Que cache le retour politique de Belkhadem ?

Source: 
El Watan
Publication date: 
Apr 27 2015

La situation catastrophique au sein du FLN fait partie, avec la maladie du Président et la chute du prix du pétrole, des risques potentiels pour la stabilité du pays.

Abdelaziz Belkhadem n’aurait jamais pris le risque d’organiser un dîner avec des membres du comité central et lancer la campagne contre le secrétaire général du FLN, s’il n’avait pas reçu certaines assurances. L’homme connaît trop bien le fonctionnement du régime pour agir sans garantie», déclare un membre du comité central qui a pris part au fameux dîner organisé par l’ancien secrétaire général du FLN pour fêter son retour de La Mecque.

Ce retour en grâce a surpris même les plus fidèles parmi ses soutiens qui n’y croyaient plus. Il faut dire que l’ancien conseiller spécial de Bouteflika a connu une sortie de route des plus brutales. Limogé avec fracas, il fut jeté en pâture à l’opinion publique et accusé de graves dépassements. Pêle-mêle, on lui reprocha sa participation à une université d’été en présence du félon Ali Benflis, mais également d’avoir initié des discussions avec des membres influents du makhzen marocain et avec des responsables de l’Etat islamique en Irak et dans le Levant (Daech).

En réalité, ce retour marque la reprise en main du parti par l’appareil politico-militaire. La situation du parti qui, depuis 1962, a été transformé en instrument politique au service du régime, n’a pas échappé au plus haut responsable du pays. Car le FLN n’est pas un parti comme les autres et le centre de gravité de l’institution militaire a toujours penché en sa faveur.

Dans un entretien accordé en novembre 2014 au quotidien arabophone El Khabar, le colonel à la retraite Mohamed Khalfaoui, un ancien du Département du renseignement et de la sécurité (DRS), rappelait le lien étroit qui unit l’institution militaire au FLN : «Il y a une corrélation forte entre le FLN, l’armée et son appareil sécuritaire, qui est un facteur d’équilibre pour l’Etat et sa sécurité. Si cet équilibre est rompu, on plonge dans une période d’incertitude et c’est ce que nous vivons actuellement.»

Estimant que la situation catastrophique au sein du parti fait partie, avec la maladie du Président, la menace de Daech et la chute du prix du pétrole, des risques potentiels pour la stabilité du pays. Le retour de Belkhadem est à mettre dans la volonté du régime de remettre en ordre de bataille le parti et de l’arrimer au courant «islamo-conservateur», au moment où les signaux économiques sont en passe de virer au rouge avec la chute des cours du pétrole.

La religion et le patriotisme ont toujours été utilisés par le pouvoir dans les moments difficiles pour contenir la contestation et cimenter le pays autour des valeurs nationalistes. «C’est un vieux réflexe du régime de s’appuyer, quand ça va mal, sur la religion et les valeurs patriotiques», rappelle un ancien ministre, qui estime par ailleurs que le secrétaire général actuel fait peser sur le parti le risque d’une bérézina aux sénatoriales prévues en décembre. «Si le FLN va aux sénatoriales en rangs divisés comme c’est le cas actuellement, il est assuré de prendre une raclée. Il lui sera impossible de garder ses 41 sénateurs.» Dans la course à la succession qui se prépare, le système a besoin de candidats potentiels.

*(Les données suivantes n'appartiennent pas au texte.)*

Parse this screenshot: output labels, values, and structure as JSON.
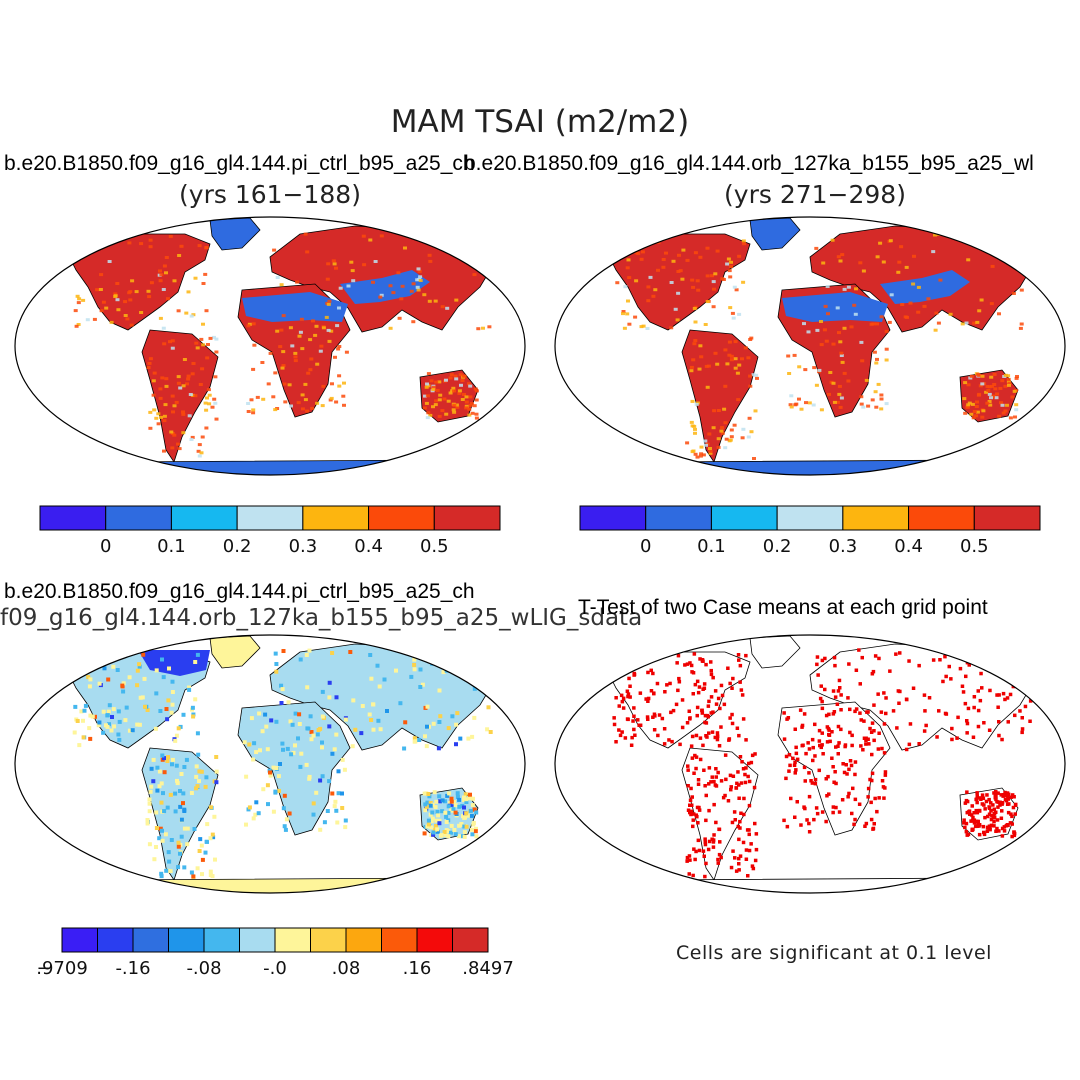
{
  "title": "MAM TSAI (m2/m2)",
  "panels": {
    "ctrl": {
      "case": "b.e20.B1850.f09_g16_gl4.144.pi_ctrl_b95_a25_ch",
      "years": "(yrs 161−188)"
    },
    "orb": {
      "case": "b.e20.B1850.f09_g16_gl4.144.orb_127ka_b155_b95_a25_wl",
      "years": "(yrs 271−298)"
    },
    "diff": {
      "case": "b.e20.B1850.f09_g16_gl4.144.pi_ctrl_b95_a25_ch",
      "subtitle": "f09_g16_gl4.144.orb_127ka_b155_b95_a25_wLIG_sdata"
    },
    "ttest": {
      "title": "T-Test of two Case means at each grid point",
      "note": "Cells are significant at 0.1 level"
    }
  },
  "colorbars": {
    "abs": {
      "colors": [
        "#3a1ef0",
        "#2f6be0",
        "#16b8f0",
        "#bfe2f0",
        "#fdb50f",
        "#fb4a0a",
        "#d52a28"
      ],
      "labels": [
        "0",
        "0.1",
        "0.2",
        "0.3",
        "0.4",
        "0.5"
      ]
    },
    "diff": {
      "colors": [
        "#3a1ef5",
        "#2a3ef0",
        "#2f6fe0",
        "#1f95ea",
        "#44b7ee",
        "#a8dcf0",
        "#fef59a",
        "#fcd24a",
        "#fca70f",
        "#fb5a0a",
        "#f40a0a",
        "#d52a28"
      ],
      "labels": [
        ".9709",
        "-.16",
        "-.08",
        "-.0",
        ".08",
        ".16",
        ".8497"
      ]
    }
  },
  "colors": {
    "significant": "#ee0000",
    "antarctica_abs": "#2f6be0",
    "antarctica_diff": "#fef59a"
  }
}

Si les noms de l’ancien chef de gouvernement Ahmed Ouyahia est souvent cité comme un possible recours, il est toutefois plombé par son «impopularité» réelle ou supposée. De même pour le Premier ministre Sellal, dont on doute de sa capacité à occuper les plus hautes fonctions. Reste ainsi Belkhadem. Si l’homme demeure un fidèle du Président, il n’en est pas moins un proche de Toufik, le patron du DRS.

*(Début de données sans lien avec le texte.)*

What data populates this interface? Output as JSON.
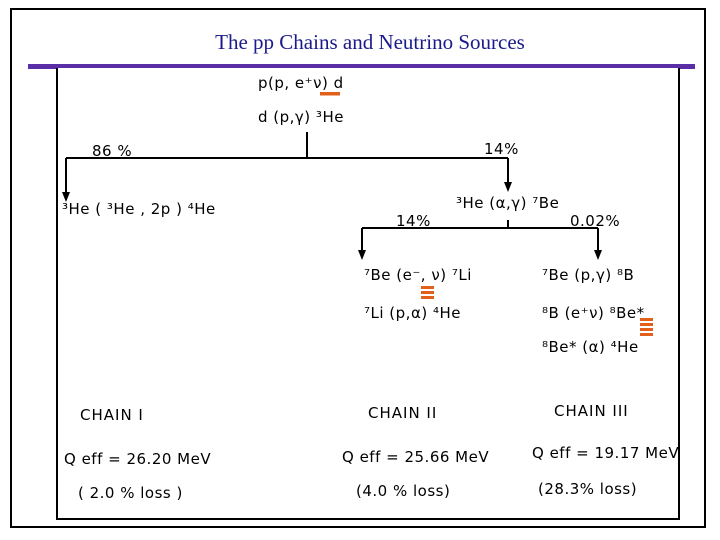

Lors des événements de 1990, Belkhadem, qui avait tissé des liens étroits avec les ambassades iraniennes et saoudiennes jusqu’à se faire accuser de haute trahison par une partie de la presse, avait permis au pouvoir de mieux juger des attaches des deux pays avec le FIS. Comme le résume un membre du comité central : «Abdelaziz Belkhadem est un couteau suisse qui peut servir à plusieurs niveaux. Il peut remettre le parti dans le giron conservateur et en même temps offrir une option pour la succession en préservant les intérêts de toutes les parties du pouvoir.»